東海道線の混雑状況(平日朝ラッシュ時、川崎→品川、現場調査)




東京と横浜を結び、さらに神奈川県を貫く東海道線。この路線は混雑していることで有名で、グリーン車も連結されています。では、実際の混雑はどうなのでしょうか。実際に最混雑区間である川崎-品川の混雑を観察したところ、意外な事実が見えてきました。

東海道線品川

写真1. 東海道線から降りる人で混雑する品川のホーム


朝ラッシュ時の東海道線の混雑状況まとめ

長い本文を読む気がおこらない人のために、要点をまとめます(やさしー)。

・現場調査の混雑率は143%程度で、公式発表の190%程度というものよりは混雑していない
 ※両者の違いの原因は湘南新宿ライン、グリーン車、湘南ライナーが輸送力としてカウントされていないため
・6号車と7号車が混んでおり、1、14、15号車は穴場的な車両である
・最も混雑しているのは、品川着8:04~8:15である

混雑調査の概要

今回の混雑調査の方法を紹介しましょう。

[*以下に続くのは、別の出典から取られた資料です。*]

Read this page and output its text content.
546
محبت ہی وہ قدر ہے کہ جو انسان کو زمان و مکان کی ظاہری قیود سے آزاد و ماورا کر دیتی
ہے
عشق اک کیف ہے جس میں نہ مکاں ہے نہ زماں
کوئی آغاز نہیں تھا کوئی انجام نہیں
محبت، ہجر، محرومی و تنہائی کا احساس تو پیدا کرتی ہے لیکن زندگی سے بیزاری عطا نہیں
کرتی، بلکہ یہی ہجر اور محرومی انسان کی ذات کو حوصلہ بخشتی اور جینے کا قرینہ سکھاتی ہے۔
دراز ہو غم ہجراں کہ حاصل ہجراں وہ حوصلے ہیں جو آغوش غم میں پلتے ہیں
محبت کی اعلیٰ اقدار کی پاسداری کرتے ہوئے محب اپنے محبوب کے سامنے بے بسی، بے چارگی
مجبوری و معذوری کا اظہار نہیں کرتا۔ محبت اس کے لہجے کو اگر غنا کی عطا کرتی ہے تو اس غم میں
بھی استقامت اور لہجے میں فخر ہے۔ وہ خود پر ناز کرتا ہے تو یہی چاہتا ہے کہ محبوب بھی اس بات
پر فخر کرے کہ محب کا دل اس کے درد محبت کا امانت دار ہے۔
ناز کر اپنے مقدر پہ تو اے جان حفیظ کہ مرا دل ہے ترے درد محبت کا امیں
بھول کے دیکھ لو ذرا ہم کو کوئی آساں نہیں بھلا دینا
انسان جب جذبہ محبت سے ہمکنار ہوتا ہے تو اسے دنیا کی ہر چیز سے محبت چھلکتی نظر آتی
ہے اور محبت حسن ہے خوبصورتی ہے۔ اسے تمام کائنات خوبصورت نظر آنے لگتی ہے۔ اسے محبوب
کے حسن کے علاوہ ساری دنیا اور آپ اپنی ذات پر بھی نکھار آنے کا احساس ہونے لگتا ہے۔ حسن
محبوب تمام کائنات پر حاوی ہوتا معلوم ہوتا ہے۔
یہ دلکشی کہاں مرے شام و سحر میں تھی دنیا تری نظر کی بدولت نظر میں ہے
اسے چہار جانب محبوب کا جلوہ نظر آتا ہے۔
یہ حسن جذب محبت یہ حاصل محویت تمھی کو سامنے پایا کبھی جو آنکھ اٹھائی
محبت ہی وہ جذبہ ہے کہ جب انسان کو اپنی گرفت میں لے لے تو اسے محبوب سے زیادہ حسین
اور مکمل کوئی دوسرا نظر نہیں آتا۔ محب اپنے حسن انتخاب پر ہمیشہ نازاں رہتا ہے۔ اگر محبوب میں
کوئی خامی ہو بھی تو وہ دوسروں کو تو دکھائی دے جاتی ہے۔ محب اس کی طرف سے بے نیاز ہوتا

この記事では、定点観測を行い、一定時間の全列車を対象にして各車両の混雑を目視で確認しています。これはプロも行っている調査方法です。

簡単に調査方法を紹介しましょう。一部の個人サイトでは混雑状況を書いているところもありますが、調査方法や混雑指標の言及がないのでう~んと考えてしまうところがあります。そのようなことを踏まえて、弊ブログではきちんと方法を示します(さすがー)。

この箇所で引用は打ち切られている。